Eland Fillet with Lamb and Pork Brawn – by Pasch du Plooy

            For the Eland fillet you will need

            1 150g eland fillet 

            2 cloves garlic fresh, crushed

            2 bay leaves

            4 leaves sage

            4 knobs of butter

For the curried pork and lamb brawn you will need

            6 pig’s trotters

            2 whole springbok necks

            1 yellow onion, quartered

            2 carrots, diced

            4 whole cloves

            6 black peppercorns

            12 allspice berries

            4 tablespoons fresh coriander, finely chopped

            Salt and pepper for seasoning

            1 cup sweet mild curry paste


Clean the trotters thoroughly of all hairs. Add the all meat, vegetables and spices to a large pressure cooker. Cover with 2.5 liters of cold water. Bring the pressure cooker to full pressure and cook for 60 minutes. Allow the pressure cooker to depressurize and the meat to cool until it can be handled. Strain the stock and remove the vegetables, spices and meat. Remove the skin and all the bones from the trotters.  Remove all the meat from the lamb neck. Chop the meat coarsely.

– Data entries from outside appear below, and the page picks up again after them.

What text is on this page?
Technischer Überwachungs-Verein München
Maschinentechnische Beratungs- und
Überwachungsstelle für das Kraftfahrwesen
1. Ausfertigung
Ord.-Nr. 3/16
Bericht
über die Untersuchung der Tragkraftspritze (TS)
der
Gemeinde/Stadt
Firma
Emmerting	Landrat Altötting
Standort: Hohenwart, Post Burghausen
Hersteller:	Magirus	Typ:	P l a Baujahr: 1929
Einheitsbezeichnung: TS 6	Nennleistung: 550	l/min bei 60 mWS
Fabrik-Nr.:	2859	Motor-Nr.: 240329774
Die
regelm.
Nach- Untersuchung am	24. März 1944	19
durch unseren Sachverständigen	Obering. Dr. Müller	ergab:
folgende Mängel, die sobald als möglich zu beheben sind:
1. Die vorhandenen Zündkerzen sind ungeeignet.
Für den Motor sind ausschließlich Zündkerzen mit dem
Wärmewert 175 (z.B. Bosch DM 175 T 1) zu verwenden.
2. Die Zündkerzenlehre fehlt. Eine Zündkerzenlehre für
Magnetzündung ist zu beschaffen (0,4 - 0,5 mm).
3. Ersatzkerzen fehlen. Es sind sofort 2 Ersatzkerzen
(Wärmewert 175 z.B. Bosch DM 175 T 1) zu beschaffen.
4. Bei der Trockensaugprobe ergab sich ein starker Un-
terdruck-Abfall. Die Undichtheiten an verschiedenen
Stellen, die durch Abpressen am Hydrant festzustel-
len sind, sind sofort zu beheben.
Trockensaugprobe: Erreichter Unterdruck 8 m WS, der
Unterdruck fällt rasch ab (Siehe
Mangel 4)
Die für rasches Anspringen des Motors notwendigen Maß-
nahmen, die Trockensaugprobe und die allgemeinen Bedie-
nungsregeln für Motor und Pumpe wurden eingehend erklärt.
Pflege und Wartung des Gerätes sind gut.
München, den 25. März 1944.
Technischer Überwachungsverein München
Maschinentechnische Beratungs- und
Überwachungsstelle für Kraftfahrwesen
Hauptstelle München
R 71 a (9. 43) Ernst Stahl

 Add the strained stock to a large pot and bring to the boil over medium-high heat. Reduce the liquid by half. Add the meat and stir in the curry paste. Season with salt and pepper. Continue to boil the brawn for another 15 minutes then add the chopped coriander.  Pour the brawn into a large terrine mold, set and slice before serving


Heat a cast iron pan till almost smoking hot. Brush you fillet portion with herb infused olive oil and season with salt and pepper. Sear the fillet in the pan till brown on both sides, about 60 seconds on each side without moving it. Now add the herbs and butter to the pan and finish in very warm oven for 5 minutes basting with the heated butter every minute or so.


Garnish with truffled potato croquettes, confit pearl onions, sautéed wild mushrooms, pickled carrot coulis and red wine jus.